Var Matin récidive. Dans son édition du Grand Toulon du 15 décembre dernier le quotidien affichait sans vergogne sa “neutralité” de droite dans un article d’une quasi pleine page consacré aux cantonales 2011 et intitulé “Toulon 9 : une zone en pleine mutation“. Celui-ci débutait ainsi de manière fort objective : “Aucun autre canton n’a connu pareille transformation depuis 2004“… Aucun bilan exhaustif et concret ne venait appuyer ces dires.
Ce vendredi 28 janvier, rebelote.
Dans un nouvel article consacré au 9ème canton de Toulon et intitulé “Tout le monde ne veut pas prendre sa place”, Var Matin continue de tresser des lauriers au candidat UMP sortant (Tiens, pourquoi lui, tout spécialement d’ailleurs ?) : “En l’absence de candidat centriste, il a toutes les chances de l’emporter, prime au sortant et présence sur le terrain aidant.” Plus loin : “Certes, le sortant est aussi adjoint au maire et accomplit un travail de proximité de tous les instants”. Et pour conclure : “(…) la majorité (pour ne pas dire l’UMP) va devoir sortir le grand jeu et convaincre les citoyens que le travail sur l’est de la ville ne peut s’achever correctement qu’en confortant ceux qui l’ont commencé”. On attend à nouveau qu’un bilan concret fasse état de ce “travail sur l’est de la ville” et si travail il y a, quelle est la part qui relève de l’Europe, de l’Etat, de la Région, de TPM, du Département, de la Ville et de partenaires semi-publics ou privés (et le cas échéant lesquels) ?…
On croit réver ! Depuis des années, Toulon est verrouillée par une droite archaïque qui posséde les pleins pouvoirs à la mairie, au Conseil général et à la Communauté d’agglomération (TPM) et qui, pour faire “mousser” un bilan bien mince, pratique la méthode Coué et s’efforce d’entretenir les faveurs de la presse locale.
En 2009, les sénateurs socialistes pointaient fort à propos : “(…) il est connu et établi que, dans notre pays, de nombreuses entreprises éditant des titres de presse d’information politique et générale ou des services de radio ou de télévision à forte audience sont économiquement contrôlés par des groupes dont une part significative des revenus est gérée par des contrats avec des organismes publics (Etat, collectivités locales, établissements ou entreprises publics)“.
Cette droite d’obédience sarkozyste qui règne sans partage sur l’agglomération, le département et la ville, a un vrai problème avec la modernité.
Alors que son centre ancien et ses quartiers populaires sont en proie à un habitat dégradé et à un taux de chômage élevé, Toulon est enkylosée par une gestion clanique et clientélaire qui la fait décliner tous les jours un peu plus en accentuant les injustices entre ses territoires.
Dans le droit fil d’un vieil adage maritime “Peinture sur m…. égale propreté” des travaux de voirie et d’embellissement conduits à tout crin et à l’emporte-pièce dans le centre ville, pour masquer probablement la dégradation du bâti et l’habitat indigne, tiennent lieu de “politique structurante”.
Asphyxiée par la pollution atmosphérique liée à un trafic routier qui n’est pas régulé, l’agglomération toulonnaise dont les transports en commun sont actuellement englués dans la circulation, a besoin d’un tramway sur rails.
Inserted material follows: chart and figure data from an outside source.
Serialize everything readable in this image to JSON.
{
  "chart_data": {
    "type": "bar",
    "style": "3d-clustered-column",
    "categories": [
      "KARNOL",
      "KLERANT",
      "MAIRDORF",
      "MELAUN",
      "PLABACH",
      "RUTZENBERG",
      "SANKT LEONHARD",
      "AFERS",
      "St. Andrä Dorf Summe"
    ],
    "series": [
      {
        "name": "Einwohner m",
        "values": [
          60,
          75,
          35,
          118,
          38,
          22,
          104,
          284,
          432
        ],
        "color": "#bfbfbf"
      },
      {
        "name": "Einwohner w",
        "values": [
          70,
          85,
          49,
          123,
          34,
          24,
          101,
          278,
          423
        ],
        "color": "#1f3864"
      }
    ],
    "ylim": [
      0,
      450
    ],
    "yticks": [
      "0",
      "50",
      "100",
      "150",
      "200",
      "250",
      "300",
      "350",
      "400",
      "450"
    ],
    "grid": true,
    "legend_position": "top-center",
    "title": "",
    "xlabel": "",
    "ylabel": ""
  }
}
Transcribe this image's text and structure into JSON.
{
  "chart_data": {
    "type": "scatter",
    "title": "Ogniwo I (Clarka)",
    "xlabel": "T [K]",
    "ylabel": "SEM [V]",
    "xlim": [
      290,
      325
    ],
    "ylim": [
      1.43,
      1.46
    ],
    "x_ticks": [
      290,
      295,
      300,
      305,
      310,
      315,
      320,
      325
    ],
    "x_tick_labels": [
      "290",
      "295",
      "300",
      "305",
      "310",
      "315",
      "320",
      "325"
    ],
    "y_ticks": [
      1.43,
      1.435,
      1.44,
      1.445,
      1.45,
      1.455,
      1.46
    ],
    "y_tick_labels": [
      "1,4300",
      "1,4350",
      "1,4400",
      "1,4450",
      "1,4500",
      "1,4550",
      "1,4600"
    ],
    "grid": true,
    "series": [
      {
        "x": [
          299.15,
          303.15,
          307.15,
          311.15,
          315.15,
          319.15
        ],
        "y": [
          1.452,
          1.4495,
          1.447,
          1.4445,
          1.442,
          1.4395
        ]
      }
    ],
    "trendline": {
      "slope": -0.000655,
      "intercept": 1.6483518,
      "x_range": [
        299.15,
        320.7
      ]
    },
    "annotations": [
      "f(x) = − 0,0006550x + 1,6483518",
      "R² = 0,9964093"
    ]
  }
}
Elle en a besoin pour requalifier et désenclaver des zones urbaines en déshérence et développer un emploi en berne. Elle a besoin de logements. Elle a besoin d’être vivifiée par sa jeunesse laborieuse et estudiantine. Elle a besoin de réalisations architecturales contemporaines audacieuses.
L’agglomération toulonnaise a tout bonnement besoin d’entrer dans le XXIème siècle comme beaucoup d’autres agglomérations de taille et de moyens comparables ont su le faire !
HD
PS : En page 8 du quotidien de l’édition du Grand Toulon de ce vendredi 28 janvier figure aussi un article intitulé “Laurent Pozzi-Pasquier lance sa campagne.” On y trouve comme trop souvent un commentaire désobligeant à l’égard des candidats de gauche. Laurent Pozzi-Pasquier est taxé de façon fort anodine de “jeune loup“. Sous entendu un jeune homme aux dents longues, un Rastignac, un arriviste, prêt à faire n’importe quoi pour arriver à ses fins…. Laurent Pozzi-Pasquier n’en déplaise à Var Matin n’a qu’une belle ambition, et elle est de nature politique, c’est de contribuer à mettre fin au repliement de la ville sur elle-même.